There are three critical “T’s” of political campaigns: timing, temperature and tone.
Mary Barzee Flores hit all three when she called for the impeachment of Donald Trump.
The former circuit judge and current candidate in Miami’s “clown car” Democratic primary in Florida’s 27th Congressional District also urged fellow Democrats to run on the issue in 2018.
Let’s put aside (for a moment) the substance of Flores’ impeachment talk. Personally, I believe it’s premature.
Premature as the policy itself may be, we’re talking about politics and campaigns right now. From that perspective, the timing of Flores’ announcement could not have been better, appearing in the print edition of the Miami Herald (still read by the older, more educated voters who tend to come out in August primaries) the day after Tuesday’s Democratic mini-wave in the mid-midterms.
You can parse Tuesday’s results however you’d like, but it was the most precise indicator yet of the electorate’s growing anger with the president, as well as the Democratic excitement at the prospect of taking him head-on.
If there was a day for a congressional candidate to stake out space among the base, in a crowded, 7-candidate primary, Wednesday was it.
And impeachment is the issue.
Flores clearly has her finger on the temperature of the Democratic electorate right now. Anyone who’s watching and doesn’t think that temperature is rising, and rising quickly, isn’t really paying attention.
I’m looking at you, Nancy Pelosi.
While Pelosi pooh-pooh’s the effort, billionaire liberal mega-donor, Tom Steyer announced his new campaign, “Need to Impeach,” will double its spending (to $20 million) and has garnered nearly 2 million signatures for its online petition calling for Trump’s impeachment and removal from office.
Steyer also released the results of a 1,200-sample poll conducted for Need to Impeach by the veteran (and respected in Florida) pollster, John Anzalone.
Nearly 80 percent of likely 2020 presidential primary voters — both Democratic and independents — currently support the “impeachment and removal from office” of President Trump; 62 percent do so strongly, suggesting a high level of intensity among the base.
And finally — even for someone like me, who is not yet on board with the impeachment train — Flores gets the tone of her statement just right.
While simply calling for the president’s impeachment is bold in itself, she nevertheless manages to make a deliberate, professorial case for impeachment, which can quickly get your head nodding as she lays the argument out.
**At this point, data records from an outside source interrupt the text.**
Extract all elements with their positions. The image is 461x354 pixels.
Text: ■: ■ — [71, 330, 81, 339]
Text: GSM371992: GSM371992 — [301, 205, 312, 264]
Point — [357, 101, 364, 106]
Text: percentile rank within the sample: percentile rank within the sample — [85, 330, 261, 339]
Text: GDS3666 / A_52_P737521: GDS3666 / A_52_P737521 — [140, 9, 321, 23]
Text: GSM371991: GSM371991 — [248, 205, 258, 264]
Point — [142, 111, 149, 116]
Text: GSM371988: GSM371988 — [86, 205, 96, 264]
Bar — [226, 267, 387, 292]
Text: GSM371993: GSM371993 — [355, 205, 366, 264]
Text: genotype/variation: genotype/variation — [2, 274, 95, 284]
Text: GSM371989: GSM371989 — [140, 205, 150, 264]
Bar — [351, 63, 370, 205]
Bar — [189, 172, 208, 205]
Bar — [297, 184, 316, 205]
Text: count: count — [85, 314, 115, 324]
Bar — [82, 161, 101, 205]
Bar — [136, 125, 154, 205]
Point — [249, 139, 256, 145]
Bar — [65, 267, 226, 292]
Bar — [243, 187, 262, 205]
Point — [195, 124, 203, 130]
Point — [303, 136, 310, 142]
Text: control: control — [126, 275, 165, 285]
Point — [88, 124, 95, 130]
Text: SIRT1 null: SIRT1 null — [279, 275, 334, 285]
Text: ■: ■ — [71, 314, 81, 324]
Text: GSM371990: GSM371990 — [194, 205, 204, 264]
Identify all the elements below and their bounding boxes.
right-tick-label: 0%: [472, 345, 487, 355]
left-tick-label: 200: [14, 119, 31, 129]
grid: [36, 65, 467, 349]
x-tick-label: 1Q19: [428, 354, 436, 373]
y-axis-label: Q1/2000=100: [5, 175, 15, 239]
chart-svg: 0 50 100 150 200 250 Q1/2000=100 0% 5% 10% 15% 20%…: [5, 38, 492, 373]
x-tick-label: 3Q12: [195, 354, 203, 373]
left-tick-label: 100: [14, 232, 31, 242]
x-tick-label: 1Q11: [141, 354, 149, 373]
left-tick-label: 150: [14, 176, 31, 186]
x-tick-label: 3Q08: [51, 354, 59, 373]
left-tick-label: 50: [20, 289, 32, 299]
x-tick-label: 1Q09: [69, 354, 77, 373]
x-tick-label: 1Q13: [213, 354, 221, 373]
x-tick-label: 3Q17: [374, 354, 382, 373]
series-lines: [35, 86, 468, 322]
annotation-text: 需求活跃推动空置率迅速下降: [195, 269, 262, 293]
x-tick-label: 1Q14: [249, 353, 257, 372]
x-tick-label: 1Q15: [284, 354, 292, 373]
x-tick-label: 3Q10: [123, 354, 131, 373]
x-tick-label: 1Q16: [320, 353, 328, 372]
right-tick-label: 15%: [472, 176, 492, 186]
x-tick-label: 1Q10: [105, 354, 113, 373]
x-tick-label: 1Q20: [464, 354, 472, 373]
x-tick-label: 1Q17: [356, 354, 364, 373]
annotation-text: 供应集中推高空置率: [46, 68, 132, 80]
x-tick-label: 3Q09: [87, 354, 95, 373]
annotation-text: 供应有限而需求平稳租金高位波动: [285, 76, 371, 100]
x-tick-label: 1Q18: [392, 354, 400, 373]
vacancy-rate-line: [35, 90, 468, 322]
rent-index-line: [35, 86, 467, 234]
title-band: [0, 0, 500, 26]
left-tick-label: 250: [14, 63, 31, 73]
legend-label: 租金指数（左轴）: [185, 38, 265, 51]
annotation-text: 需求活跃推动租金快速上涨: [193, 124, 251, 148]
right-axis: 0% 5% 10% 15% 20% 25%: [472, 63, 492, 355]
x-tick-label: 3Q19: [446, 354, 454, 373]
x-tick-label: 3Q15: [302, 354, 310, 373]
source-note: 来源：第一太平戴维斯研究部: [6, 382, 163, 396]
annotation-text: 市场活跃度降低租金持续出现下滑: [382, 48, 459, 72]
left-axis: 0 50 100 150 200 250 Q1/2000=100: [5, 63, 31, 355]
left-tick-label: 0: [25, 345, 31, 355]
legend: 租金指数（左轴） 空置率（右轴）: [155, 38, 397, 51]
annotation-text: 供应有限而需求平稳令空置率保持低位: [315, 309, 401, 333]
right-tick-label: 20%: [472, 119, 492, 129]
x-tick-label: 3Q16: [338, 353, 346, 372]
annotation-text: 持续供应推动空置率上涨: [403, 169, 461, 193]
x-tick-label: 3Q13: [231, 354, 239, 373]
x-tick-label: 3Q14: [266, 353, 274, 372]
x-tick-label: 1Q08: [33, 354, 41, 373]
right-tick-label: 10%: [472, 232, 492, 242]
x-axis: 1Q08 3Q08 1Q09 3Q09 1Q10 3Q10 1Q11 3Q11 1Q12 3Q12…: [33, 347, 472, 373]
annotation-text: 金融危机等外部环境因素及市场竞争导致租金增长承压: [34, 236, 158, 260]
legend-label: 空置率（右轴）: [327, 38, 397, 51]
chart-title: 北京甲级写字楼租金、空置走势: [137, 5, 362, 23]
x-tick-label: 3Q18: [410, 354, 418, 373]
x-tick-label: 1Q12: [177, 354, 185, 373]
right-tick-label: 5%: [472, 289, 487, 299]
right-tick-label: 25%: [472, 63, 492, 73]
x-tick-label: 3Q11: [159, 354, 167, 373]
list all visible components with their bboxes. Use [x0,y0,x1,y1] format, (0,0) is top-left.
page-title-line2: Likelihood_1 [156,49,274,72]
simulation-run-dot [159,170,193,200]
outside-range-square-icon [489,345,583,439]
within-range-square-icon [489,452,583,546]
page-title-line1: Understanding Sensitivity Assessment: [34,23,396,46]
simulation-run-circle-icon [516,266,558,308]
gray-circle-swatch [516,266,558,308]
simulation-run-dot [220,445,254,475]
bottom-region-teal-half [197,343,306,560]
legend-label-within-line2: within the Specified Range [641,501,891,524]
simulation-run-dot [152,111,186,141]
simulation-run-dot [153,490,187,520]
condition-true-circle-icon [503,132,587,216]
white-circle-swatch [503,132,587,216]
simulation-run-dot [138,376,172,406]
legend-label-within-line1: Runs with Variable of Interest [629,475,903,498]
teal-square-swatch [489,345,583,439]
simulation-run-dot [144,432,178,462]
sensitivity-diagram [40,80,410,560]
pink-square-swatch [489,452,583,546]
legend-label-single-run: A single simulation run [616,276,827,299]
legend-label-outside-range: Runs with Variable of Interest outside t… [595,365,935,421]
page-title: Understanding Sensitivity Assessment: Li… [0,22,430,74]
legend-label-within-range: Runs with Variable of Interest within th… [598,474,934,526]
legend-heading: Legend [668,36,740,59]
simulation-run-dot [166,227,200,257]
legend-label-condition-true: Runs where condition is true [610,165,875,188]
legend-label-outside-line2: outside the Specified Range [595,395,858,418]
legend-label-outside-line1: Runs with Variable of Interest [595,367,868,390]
Flores, a well-respected lawyer for nearly three decades, spent eight years as a circuit judge, receiving the highest possible rating from the American Bar Association when President Barack Obama nominated her to the federal bench.
She is not the candidate you would expect to be the first in Florida to come out strongly for impeachment — but she makes a strong argument, one that’s befitting of her profile and experience.
At this point, the CD 27 primary remains “anything can happen, anyone could win.”
But if Flores ultimately wins and becomes the nominee (and, as a Democrat, will be the prohibitive favorite in a district that went +20 for Hillary Clinton), I would bet that her being the first one to publicly call for impeachment will have played a big part in getting there.